Bijna alle recordtypen bevatten een tabblad Verwant wanneer u ze ten minste eenmaal hebt opgeslagen. Dit tabblad is in feite een vervolgkeuzelijst waarmee u andere recordtypen kunt zoeken die de weergegeven gebruiken of ernaar verwijzen. Als u bijvoorbeeld een model voor het scoren van leads bekijkt, selecteert u Scoren van leads in de vervolgkeuzelijst Verwant om alle leads te vinden die zijn gescored door het model.

Het tabblad/menu Gerelateerd.

Wanneer u een entiteitsnaam kiest in de vervolgkeuzelijst Verwant, wordt een nieuw tabblad geopend dat naar deze entiteit is genoemd.

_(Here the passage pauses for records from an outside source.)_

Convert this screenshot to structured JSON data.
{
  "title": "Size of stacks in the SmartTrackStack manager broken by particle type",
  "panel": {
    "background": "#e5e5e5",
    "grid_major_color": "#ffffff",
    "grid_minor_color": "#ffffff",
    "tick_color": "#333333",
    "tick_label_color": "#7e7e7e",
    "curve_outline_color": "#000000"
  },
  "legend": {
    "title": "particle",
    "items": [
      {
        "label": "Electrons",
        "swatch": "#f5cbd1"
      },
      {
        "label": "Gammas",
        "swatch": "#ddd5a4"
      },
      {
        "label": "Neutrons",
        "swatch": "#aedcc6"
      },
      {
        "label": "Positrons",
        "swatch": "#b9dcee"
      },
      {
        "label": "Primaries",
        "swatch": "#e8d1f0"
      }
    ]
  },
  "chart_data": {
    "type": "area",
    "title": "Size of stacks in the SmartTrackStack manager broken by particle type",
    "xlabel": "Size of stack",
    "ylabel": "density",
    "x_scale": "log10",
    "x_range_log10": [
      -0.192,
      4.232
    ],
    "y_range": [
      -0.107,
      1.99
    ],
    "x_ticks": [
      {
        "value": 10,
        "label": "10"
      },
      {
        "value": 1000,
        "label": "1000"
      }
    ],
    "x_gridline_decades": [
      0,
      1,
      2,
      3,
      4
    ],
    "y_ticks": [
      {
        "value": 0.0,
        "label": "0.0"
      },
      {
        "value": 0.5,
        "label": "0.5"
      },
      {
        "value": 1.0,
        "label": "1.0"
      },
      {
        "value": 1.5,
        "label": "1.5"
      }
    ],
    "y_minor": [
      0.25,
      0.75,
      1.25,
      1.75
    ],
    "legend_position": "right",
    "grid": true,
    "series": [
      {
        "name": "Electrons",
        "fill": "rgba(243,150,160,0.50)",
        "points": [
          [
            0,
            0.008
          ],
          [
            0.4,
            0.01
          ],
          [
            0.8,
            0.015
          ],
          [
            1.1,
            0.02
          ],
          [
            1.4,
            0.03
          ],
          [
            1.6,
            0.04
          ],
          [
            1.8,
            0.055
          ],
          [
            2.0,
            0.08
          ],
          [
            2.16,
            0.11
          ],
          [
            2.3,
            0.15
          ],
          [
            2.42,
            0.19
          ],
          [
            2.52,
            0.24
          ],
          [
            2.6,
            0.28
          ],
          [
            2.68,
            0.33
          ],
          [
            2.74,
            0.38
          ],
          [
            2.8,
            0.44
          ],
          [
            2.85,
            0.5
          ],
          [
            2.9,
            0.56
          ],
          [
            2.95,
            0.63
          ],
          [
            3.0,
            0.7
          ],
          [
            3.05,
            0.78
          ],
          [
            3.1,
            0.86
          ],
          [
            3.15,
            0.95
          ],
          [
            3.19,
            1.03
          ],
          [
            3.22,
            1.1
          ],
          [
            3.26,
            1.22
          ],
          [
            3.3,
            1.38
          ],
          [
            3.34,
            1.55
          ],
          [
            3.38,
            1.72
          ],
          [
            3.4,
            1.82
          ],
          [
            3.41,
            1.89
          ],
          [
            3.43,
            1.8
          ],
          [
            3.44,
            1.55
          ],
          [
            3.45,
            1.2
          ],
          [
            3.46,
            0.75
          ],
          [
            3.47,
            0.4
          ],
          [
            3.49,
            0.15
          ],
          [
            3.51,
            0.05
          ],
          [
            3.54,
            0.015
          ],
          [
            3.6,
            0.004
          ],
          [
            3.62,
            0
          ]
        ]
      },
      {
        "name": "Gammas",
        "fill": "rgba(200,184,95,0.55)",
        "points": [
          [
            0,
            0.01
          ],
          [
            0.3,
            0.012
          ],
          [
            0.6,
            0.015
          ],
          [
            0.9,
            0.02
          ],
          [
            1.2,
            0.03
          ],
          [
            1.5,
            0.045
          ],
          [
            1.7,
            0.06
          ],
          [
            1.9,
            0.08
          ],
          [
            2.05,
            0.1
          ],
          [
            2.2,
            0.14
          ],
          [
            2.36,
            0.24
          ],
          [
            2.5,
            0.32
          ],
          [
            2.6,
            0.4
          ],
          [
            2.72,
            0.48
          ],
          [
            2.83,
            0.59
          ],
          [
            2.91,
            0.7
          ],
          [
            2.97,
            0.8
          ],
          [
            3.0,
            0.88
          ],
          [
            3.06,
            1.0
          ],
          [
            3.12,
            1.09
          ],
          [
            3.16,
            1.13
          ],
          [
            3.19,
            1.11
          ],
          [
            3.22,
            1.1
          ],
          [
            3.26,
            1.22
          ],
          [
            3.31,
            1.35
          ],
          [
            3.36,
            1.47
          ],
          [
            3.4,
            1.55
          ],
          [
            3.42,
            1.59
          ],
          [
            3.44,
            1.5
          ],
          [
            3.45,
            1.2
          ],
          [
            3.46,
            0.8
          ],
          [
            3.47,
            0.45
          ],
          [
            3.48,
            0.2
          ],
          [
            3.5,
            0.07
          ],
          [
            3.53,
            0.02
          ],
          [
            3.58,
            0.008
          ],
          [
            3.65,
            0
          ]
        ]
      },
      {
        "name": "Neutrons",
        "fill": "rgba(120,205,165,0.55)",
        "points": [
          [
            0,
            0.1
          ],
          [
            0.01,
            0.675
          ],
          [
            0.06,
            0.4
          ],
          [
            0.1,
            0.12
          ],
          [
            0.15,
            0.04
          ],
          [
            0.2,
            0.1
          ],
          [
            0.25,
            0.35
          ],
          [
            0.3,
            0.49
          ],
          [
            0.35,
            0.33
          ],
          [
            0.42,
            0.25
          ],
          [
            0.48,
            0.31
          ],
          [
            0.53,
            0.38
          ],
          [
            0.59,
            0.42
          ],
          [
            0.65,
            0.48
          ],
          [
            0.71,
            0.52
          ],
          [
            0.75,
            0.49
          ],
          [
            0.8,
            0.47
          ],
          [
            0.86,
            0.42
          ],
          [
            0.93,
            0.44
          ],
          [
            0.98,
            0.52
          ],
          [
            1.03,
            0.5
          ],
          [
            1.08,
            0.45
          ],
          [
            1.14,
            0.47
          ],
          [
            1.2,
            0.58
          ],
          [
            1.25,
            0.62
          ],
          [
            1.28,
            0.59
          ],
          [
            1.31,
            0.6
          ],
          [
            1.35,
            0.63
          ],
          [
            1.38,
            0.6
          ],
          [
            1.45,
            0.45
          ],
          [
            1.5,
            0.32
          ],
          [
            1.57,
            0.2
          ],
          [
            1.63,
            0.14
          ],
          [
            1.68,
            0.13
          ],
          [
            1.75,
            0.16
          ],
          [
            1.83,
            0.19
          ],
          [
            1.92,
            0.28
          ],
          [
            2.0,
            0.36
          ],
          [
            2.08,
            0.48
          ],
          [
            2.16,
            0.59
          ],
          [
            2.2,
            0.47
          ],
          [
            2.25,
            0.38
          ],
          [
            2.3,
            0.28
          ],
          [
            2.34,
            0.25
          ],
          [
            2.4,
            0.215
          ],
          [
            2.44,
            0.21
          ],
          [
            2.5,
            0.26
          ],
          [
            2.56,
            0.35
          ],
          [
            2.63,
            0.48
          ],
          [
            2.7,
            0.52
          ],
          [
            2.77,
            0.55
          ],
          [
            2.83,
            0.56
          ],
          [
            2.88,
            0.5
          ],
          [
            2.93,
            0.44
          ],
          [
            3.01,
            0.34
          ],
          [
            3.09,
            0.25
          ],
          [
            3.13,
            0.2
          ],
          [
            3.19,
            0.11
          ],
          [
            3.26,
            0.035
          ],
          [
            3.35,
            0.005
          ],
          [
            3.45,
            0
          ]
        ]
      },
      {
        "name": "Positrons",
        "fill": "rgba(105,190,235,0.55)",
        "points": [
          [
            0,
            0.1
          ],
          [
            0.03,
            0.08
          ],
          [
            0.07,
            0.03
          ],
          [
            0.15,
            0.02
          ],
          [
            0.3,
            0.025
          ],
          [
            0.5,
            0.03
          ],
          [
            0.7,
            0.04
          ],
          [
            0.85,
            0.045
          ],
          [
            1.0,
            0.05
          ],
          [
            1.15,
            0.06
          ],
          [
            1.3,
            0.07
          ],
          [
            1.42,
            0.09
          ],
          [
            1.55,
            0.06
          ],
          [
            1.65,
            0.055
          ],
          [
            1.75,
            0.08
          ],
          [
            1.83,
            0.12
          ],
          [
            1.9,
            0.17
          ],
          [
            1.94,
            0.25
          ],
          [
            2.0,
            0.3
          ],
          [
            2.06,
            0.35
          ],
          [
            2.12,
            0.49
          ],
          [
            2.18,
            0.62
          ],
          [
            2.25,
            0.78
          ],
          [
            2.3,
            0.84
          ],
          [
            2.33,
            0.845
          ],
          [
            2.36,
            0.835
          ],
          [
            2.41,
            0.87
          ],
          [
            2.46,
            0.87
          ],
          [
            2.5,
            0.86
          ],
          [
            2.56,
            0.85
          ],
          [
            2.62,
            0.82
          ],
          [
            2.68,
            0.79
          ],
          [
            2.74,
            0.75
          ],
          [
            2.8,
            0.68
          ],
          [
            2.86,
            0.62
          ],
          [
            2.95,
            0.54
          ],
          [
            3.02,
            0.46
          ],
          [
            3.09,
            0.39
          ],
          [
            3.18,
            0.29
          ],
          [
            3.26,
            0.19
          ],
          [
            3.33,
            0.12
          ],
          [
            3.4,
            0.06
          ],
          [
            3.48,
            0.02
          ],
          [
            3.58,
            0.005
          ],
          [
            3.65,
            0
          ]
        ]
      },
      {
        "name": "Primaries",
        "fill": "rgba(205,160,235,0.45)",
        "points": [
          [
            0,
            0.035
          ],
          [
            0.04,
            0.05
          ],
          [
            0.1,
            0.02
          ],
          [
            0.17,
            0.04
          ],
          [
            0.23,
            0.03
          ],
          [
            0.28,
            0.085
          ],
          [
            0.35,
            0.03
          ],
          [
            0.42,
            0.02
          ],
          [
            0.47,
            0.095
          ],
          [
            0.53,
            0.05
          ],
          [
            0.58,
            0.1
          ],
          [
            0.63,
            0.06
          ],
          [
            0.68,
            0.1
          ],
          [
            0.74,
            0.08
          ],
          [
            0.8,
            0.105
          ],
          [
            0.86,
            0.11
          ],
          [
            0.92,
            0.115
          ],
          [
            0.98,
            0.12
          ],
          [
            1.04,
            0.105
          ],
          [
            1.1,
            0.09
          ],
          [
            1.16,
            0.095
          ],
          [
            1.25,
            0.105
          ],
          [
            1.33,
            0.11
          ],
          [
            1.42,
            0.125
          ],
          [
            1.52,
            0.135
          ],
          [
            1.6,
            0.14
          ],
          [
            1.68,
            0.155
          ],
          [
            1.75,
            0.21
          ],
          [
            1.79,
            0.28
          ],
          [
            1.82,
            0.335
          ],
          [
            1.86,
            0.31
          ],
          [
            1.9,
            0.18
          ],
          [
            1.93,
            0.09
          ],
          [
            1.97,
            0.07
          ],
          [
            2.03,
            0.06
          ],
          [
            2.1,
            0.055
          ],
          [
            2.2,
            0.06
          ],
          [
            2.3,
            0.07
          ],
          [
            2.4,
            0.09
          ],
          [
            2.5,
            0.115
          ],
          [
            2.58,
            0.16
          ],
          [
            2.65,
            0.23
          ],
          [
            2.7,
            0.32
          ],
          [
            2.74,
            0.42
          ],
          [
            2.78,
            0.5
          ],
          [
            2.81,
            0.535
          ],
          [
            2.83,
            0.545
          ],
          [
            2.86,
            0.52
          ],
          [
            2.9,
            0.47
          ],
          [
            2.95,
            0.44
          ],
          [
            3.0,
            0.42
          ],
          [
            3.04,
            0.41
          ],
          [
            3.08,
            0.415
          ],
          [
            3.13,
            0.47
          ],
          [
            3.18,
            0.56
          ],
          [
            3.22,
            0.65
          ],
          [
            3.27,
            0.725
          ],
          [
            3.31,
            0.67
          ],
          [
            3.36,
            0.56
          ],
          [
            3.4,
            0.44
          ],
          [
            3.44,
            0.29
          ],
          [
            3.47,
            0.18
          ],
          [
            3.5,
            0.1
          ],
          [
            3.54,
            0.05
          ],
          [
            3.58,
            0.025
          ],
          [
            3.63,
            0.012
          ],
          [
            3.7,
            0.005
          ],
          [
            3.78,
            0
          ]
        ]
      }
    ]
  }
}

Op dit tabblad wordt een lijst met alle verwante records van dat type weergegeven. Het tabblad Verwant blijft beschikbaar en u kunt het nog steeds gebruiken om andere typen records te vinden die naar de huidige verwijzen.

Werken met bedrijfsprocessen

Bedrijfsprocessen helpen iedereen de aanbevolen methoden te volgen, zelfs in situaties die niet erg vaak voorkomen. Indien beschikbaar bevatten bedrijfsprocessen een stapsgewijze tijdlijn voor de fasen van een proces boven aan de betreffende record. U opent het menu voor de actieve fase, gaat naar elk veld met vereiste en bedrijfskritieke gegevens en selecteert vervolgens de volgende fase wanneer u er klaar voor bent. Sommige bedrijfsprocessen (zoals een telemarketingsscript) zijn binnen de tijd van één telefoongesprek klaar, terwijl andere bedrijfsprocessen (zoals gebeurtenisplanning) verschillende weken in beslag kunnen nemen.

Een typische bedrijfsprocesweergave.